Un sésame pour la « vérité »
Aujourd’hui, la fameuse pilule rouge que choisit d’avaler Neo, sésame pour un monde plus vrai et plus cru, s’est imposée comme la métaphore de l’entrée dans un discours alternatif, celui que les médias tairaient, celui qui dérangerait, par opposition à la pilule bleue, qui serait celui de l’acceptation paresseuse. « Matrix donne une dimension héroïque à quelqu’un qui peut être complètement anonyme avec une vie pâle et fade, et qui fait le choix d’accepter la dure réalité de sortir de l’illusion. Cela a beaucoup marqué l’imaginaire populaire : tout le monde sait ce que veut dire “sortir de la matrice” », note M. Reichstadt.
Le nom anglais du fameux cachet rouge que propose Morpheus au héros de Matrix, la red pill, apparaît dès 2004 sur le site Urban Dictionary, dictionnaire collaboratif du jargon d’Internet, pour définir « une attitude de libre-penseur, et la sortie par l’éveil d’une vie de paresse et d’ignorance ». Un récit très simple qui fait son succès, souligne Marie Peltier. « Pilule rouge, pilule bleue, on est dans la binarité la plus complète. Si ces pilules pouvaient exister, ça arrangerait beaucoup de monde ! »
La célèbre scène du choix de pilule par le héros, Neo. / WARNER BROS.
Toute communauté ou école de pensée s’opposant à un discours considéré comme dominant se revendique désormais de ce fameux cachet symbolique. « Paradoxalement, prendre la pilule rouge, dans le film, c’est accepter la réalité ; alors que dans le conspirationnisme, prendre la pilule rouge, c’est la fuir », décrypte Rudy Reichstadt.
Pilule rouge et masculinisme
Progressivement, la référence au film des sœurs Wachowsky s’est imposée comme un marqueur politique.

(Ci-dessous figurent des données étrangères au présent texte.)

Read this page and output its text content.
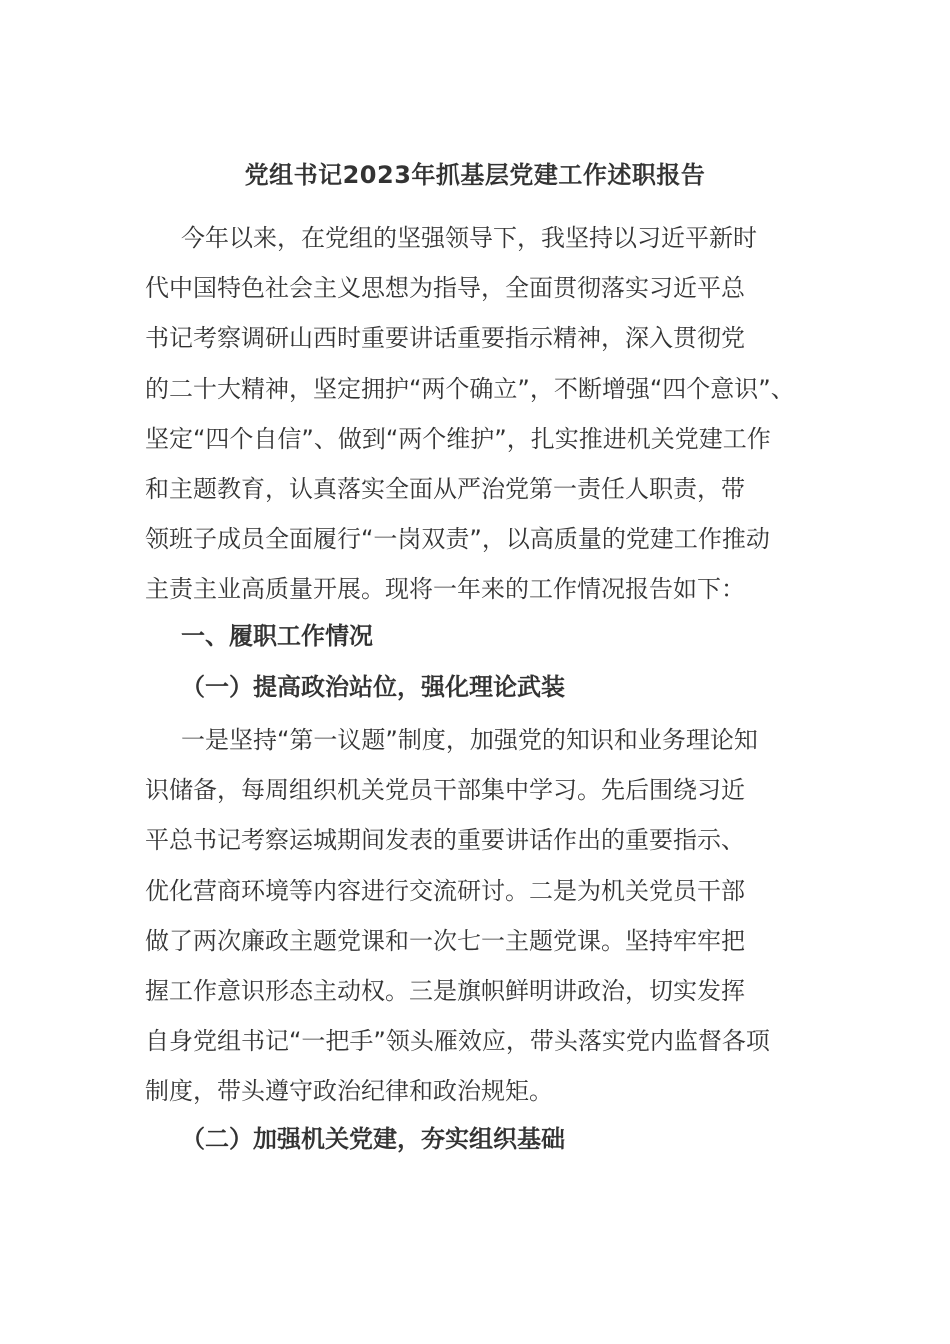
党组书记2023年抓基层党建工作述职报告
今年以来，在党组的坚强领导下，我坚持以习近平新时
代中国特色社会主义思想为指导，全面贯彻落实习近平总
书记考察调研山西时重要讲话重要指示精神，深入贯彻党
的二十大精神，坚定拥护“两个确立”，不断增强“四个意识”、
坚定“四个自信”、做到“两个维护”，扎实推进机关党建工作
和主题教育，认真落实全面从严治党第一责任人职责，带
领班子成员全面履行“一岗双责”，以高质量的党建工作推动
主责主业高质量开展。现将一年来的工作情况报告如下：
一、履职工作情况
（一）提高政治站位，强化理论武装
一是坚持“第一议题”制度，加强党的知识和业务理论知
识储备，每周组织机关党员干部集中学习。先后围绕习近
平总书记考察运城期间发表的重要讲话作出的重要指示、
优化营商环境等内容进行交流研讨。二是为机关党员干部
做了两次廉政主题党课和一次七一主题党课。坚持牢牢把
握工作意识形态主动权。三是旗帜鲜明讲政治，切实发挥
自身党组书记“一把手”领头雁效应，带头落实党内监督各项
制度，带头遵守政治纪律和政治规矩。
（二）加强机关党建，夯实组织基础
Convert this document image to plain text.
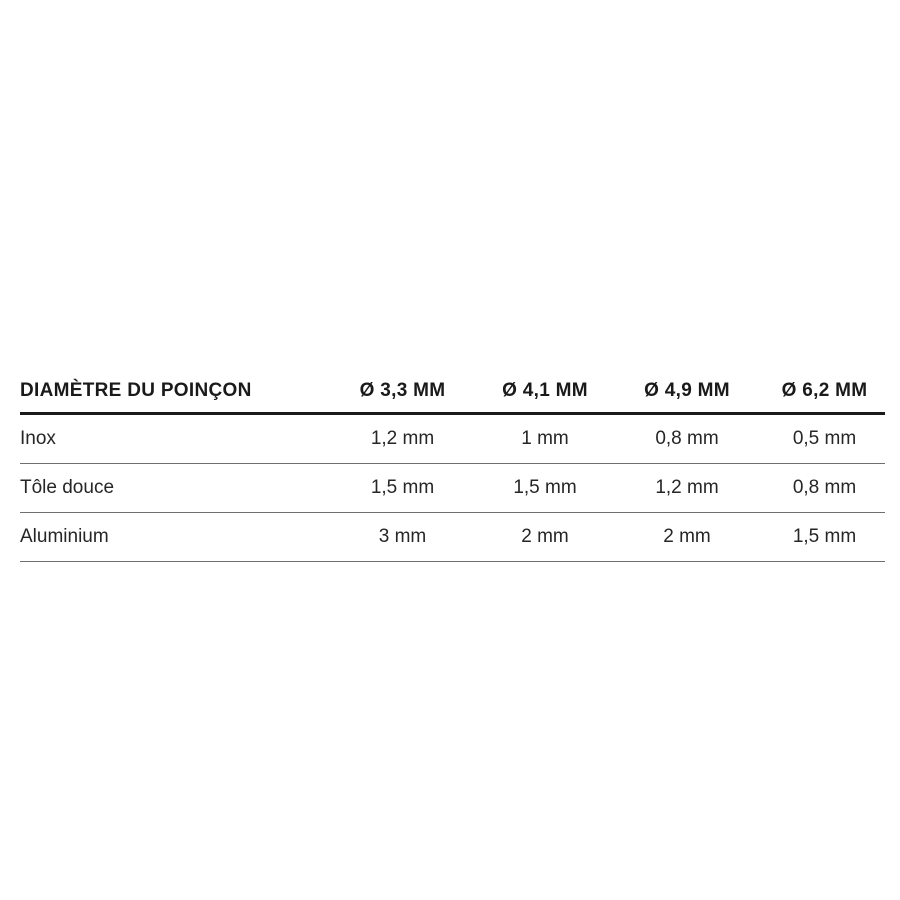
DIAMÈTRE DU POINÇON	Ø 3,3 MM	Ø 4,1 MM	Ø 4,9 MM	Ø 6,2 MM
Inox	1,2 mm	1 mm	0,8 mm	0,5 mm
Tôle douce	1,5 mm	1,5 mm	1,2 mm	0,8 mm
Aluminium	3 mm	2 mm	2 mm	1,5 mm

Au tournant des années 2010, l’imagerie de Matrix est, en effet, récupérée par la « manosphère », les cercles de pensée masculinistes, qui en font l’incarnation de la résistance au discours féministe.
Elle donne ainsi son nom à la sulfureuse section « The Red Pill » du célèbre forum anglophone Reddit, et sa référence circule dans les cercles misogynes, racistes et suprémacistes qui en sont culturellement proches. Comme les Incels, cette communauté d’hommes accusant les femmes de leurs malheurs, ou l’influent site d’extrême droite conspirationniste Infowars, qui en a fait un synonyme de « conversion » à ses idées.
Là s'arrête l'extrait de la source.